By Emily Luijbregts
During my presentation at this year’s PMXPO, I received a lot of questions about the skills needed to adapt to and excel in leading virtual teams. It seems to be something that a lot of project managers are struggling with at the moment, but it’s something that can be easily learned.
It all begins with building a strong foundation. First, make sure you understand each team member’s motivations and ambitions. If you do this, you’ll be able to better predict or know when there’s something wrong. If someone on your team is focused on receiving positive feedback, for example, that person may get demotivated or stressed when they don’t receive praise or are criticized. But if you don’t understand the root cause of this issue, you only see the person struggling.
You might be aware of Bruce Tuckman’s theory on team development in which teams move through five stages: forming, storming, norming, performing, adjourning. Do you know where your team members are right now? Where they’re struggling? What are their weaknesses? If you can look at this, you will be able to see the best way of managing them successfully.
Some teams won’t follow a linear pattern: They may regress during times of stress, the duration of the phases will not be identical and there may be times when it feels like they’re going through several phases in one day.
Once you’ve built your foundation, here are four more tips for managing remote or hybrid teams:
- Set team communication expectations early.
You need to define how the team will communicate and establish why it’s important to follow the protocols but also understand any restrictions. Someone might not have access to a webcam or have bandwidth issues due to unstable internet connection, for example. I recommend creating a team charter so everyone buys into the rules being agreed upon.

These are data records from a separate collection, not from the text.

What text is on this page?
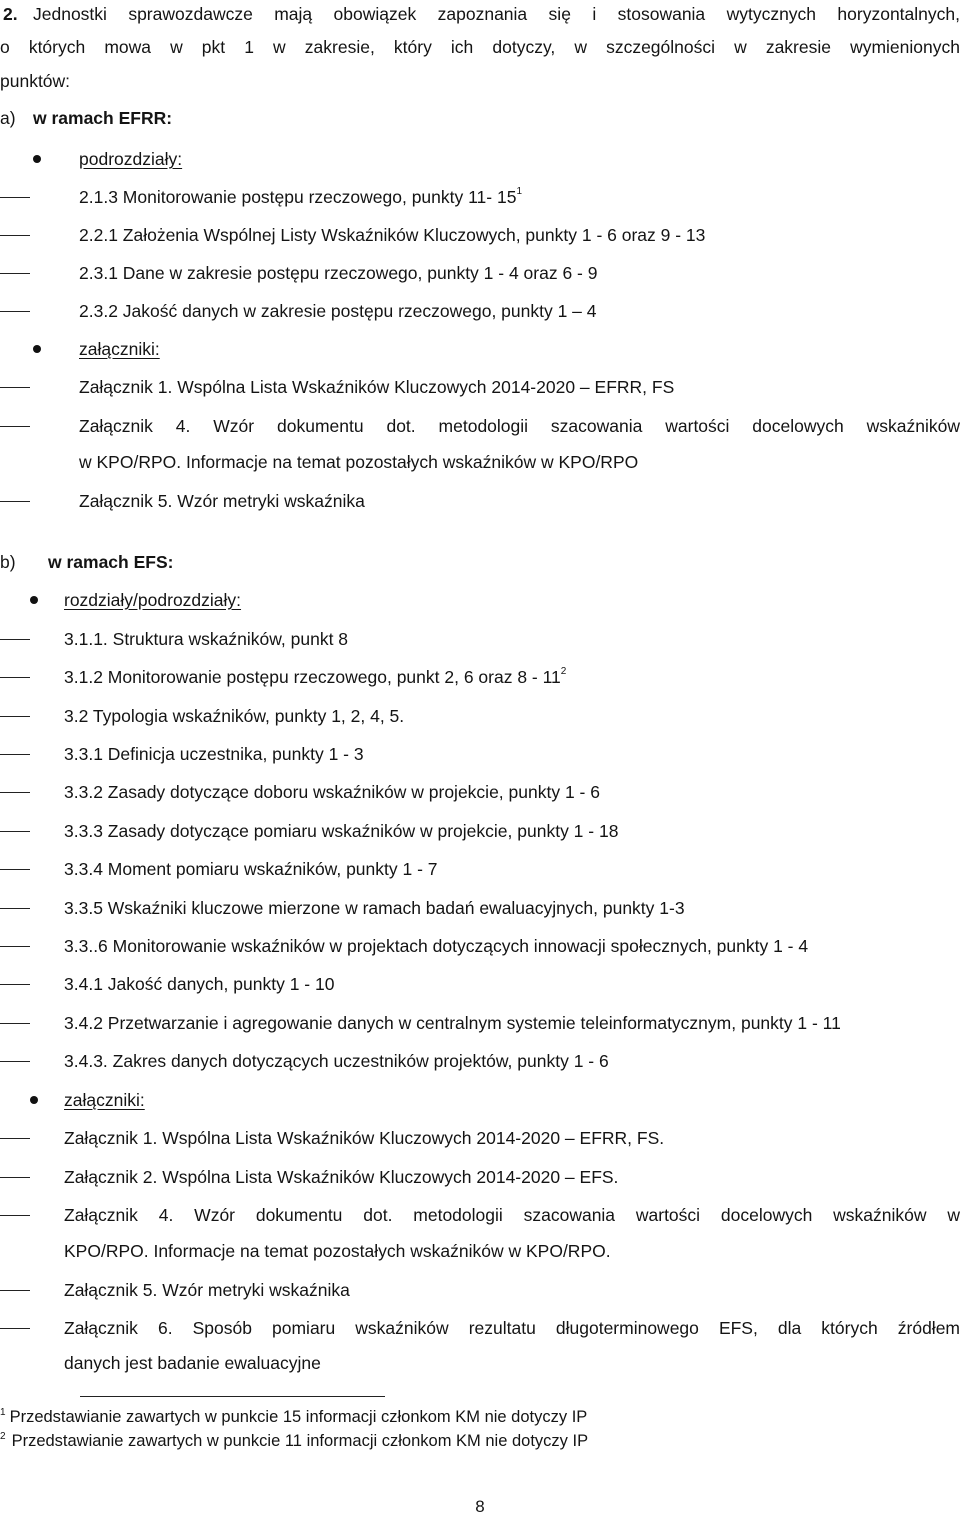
2. Jednostki sprawozdawcze mają obowiązek zapoznania się i stosowania wytycznych horyzontalnych,
o których mowa w pkt 1 w zakresie, który ich dotyczy, w szczególności w zakresie wymienionych
punktów:
a) w ramach EFRR:
podrozdziały:
2.1.3 Monitorowanie postępu rzeczowego, punkty 11- $15^1$
2.2.1 Założenia Wspólnej Listy Wskaźników Kluczowych, punkty 1 - 6 oraz 9 - 13
2.3.1 Dane w zakresie postępu rzeczowego, punkty 1 - 4 oraz 6 - 9
2.3.2 Jakość danych w zakresie postępu rzeczowego, punkty 1 – 4
załączniki:
Załącznik 1. Wspólna Lista Wskaźników Kluczowych 2014-2020 – EFRR, FS
Załącznik 4. Wzór dokumentu dot. metodologii szacowania wartości docelowych wskaźników
w KPO/RPO. Informacje na temat pozostałych wskaźników w KPO/RPO
Załącznik 5. Wzór metryki wskaźnika
b) w ramach EFS:
rozdziały/podrozdziały:
3.1.1. Struktura wskaźników, punkt 8
3.1.2 Monitorowanie postępu rzeczowego, punkt 2, 6 oraz $8 - 11^2$
3.2 Typologia wskaźników, punkty 1, 2, 4, 5.
3.3.1 Definicja uczestnika, punkty 1 - 3
3.3.2 Zasady dotyczące doboru wskaźników w projekcie, punkty 1 - 6
3.3.3 Zasady dotyczące pomiaru wskaźników w projekcie, punkty 1 - 18
3.3.4 Moment pomiaru wskaźników, punkty 1 - 7
3.3.5 Wskaźniki kluczowe mierzone w ramach badań ewaluacyjnych, punkty 1-3
3.3..6 Monitorowanie wskaźników w projektach dotyczących innowacji społecznych, punkty 1 - 4
3.4.1 Jakość danych, punkty 1 - 10
3.4.2 Przetwarzanie i agregowanie danych w centralnym systemie teleinformatycznym, punkty 1 - 11
3.4.3. Zakres danych dotyczących uczestników projektów, punkty 1 - 6
załączniki:
Załącznik 1. Wspólna Lista Wskaźników Kluczowych 2014-2020 – EFRR, FS.
Załącznik 2. Wspólna Lista Wskaźników Kluczowych 2014-2020 – EFS.
Załącznik 4. Wzór dokumentu dot. metodologii szacowania wartości docelowych wskaźników w
KPO/RPO. Informacje na temat pozostałych wskaźników w KPO/RPO.
Załącznik 5. Wzór metryki wskaźnika
Załącznik 6. Sposób pomiaru wskaźników rezultatu długoterminowego EFS, dla których źródłem
danych jest badanie ewaluacyjne
$^1$ Przedstawianie zawartych w punkcie 15 informacji członkom KM nie dotyczy IP
$^2$ Przedstawianie zawartych w punkcie 11 informacji członkom KM nie dotyczy IP
8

- Find ways to build team bonds.
One of the most important skills right now is being able to build a team even as people are working remotely or in a hybrid environment. How can you do that? Icebreakers allow team members to open up about themselves and share common interests. Or you can try to gamify project activities. If you use agile, for example, ask team members to estimate how many tasks they think they can complete by the end of the sprint.
- Practice active listening.
This is a really difficult skill to master, especially with remote team members as it’s even easier to get distracted. But try to take copious notes, ask follow-up questions and make sure the team has the opportunity to speak. If someone doesn’t have anything to say, try asking a future-looking question like: What are you aiming to complete in the next week? Where do you need support in the next period? In remote settings
- Check your own progress.
What are you communicating? How are you communicating it? Is it the best way? Most importantly, how can these messages be sent with clarity through the remote-work ecosystem? You can monitor how well you’re doing through daily check-ins with your team, stand-ups or individual calls. But be sure to be patient with your team—and yourself—as you navigate virtual communication.
What are your lessons learned for leading remote/hybrid teams?